There's nothing wrong with simplifying of course. It's just that someone's simplification is someone else's loss of flexibility or power.

Re:Not XML, HTTP

koschei on 2002-04-16T07:20:15

I think some Perl users wouldn't really care if they had SOAP or XML. All that matters is that they can:

use WWW::Search::Google::type;

my $results = WWW::Search::Google::type->new($key, $query);

etc.

where type is either SOAP or XML or HTML or whatever.

Heck, even with the type being transparent. You just specify that you want to use Google, and it picks the protocol it can use dependent upon what modules the user has installed.
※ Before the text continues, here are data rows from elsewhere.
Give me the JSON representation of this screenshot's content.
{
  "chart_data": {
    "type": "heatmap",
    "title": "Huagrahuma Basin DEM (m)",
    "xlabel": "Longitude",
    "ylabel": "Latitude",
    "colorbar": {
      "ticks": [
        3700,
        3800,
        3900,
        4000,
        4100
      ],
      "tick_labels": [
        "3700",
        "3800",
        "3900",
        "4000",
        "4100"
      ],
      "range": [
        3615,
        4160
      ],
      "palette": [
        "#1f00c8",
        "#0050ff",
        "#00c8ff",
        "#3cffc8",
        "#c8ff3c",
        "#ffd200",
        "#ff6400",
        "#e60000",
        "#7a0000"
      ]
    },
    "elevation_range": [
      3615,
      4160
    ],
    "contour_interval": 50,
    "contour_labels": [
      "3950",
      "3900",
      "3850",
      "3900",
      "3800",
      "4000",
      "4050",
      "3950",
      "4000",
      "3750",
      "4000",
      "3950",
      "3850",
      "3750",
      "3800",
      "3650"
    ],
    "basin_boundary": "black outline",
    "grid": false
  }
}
So long as there's a nice package that someone has written and they all present a nice unified interface with all the tricky stuff hidden, most people probably wouldn't care about SOAP/XML/HTTP/HTML/whatever.

Re:Not XML, HTTP

Matts on 2002-04-16T09:13:09

I guess the difference is that Java and .NET people don't have CPAN. So they'd either expect Google to release a package for doing the queries - one each for Java and .NET, or they'll simply prefer the SOAP way. I think since Google would probably prefer not to develop APIs for different languages then SOAP is more appealing to them.

One thing that intruiges me though is the possibility to do server-side XSLT so that you can provide both a SOAP API and a plain XML API, from the same server using the same code, just with some XSLT to transform the input from SOAP to a querystring, and to transform the output from plain XML to a SOAP response. Hmm..

Re:Not XML, HTTP

koschei on 2002-04-16T09:55:33

How processing time efficient would that be compared to having two separate ones?

Just curious since I am sure Google like to keep things efficient processing-wise.

Re:Not XML, HTTP

Matts on 2002-04-16T11:03:25

I don't know. Ever heard of Moore's law ;-)

I doubt it would be terribly efficient. But it might be fun to find out.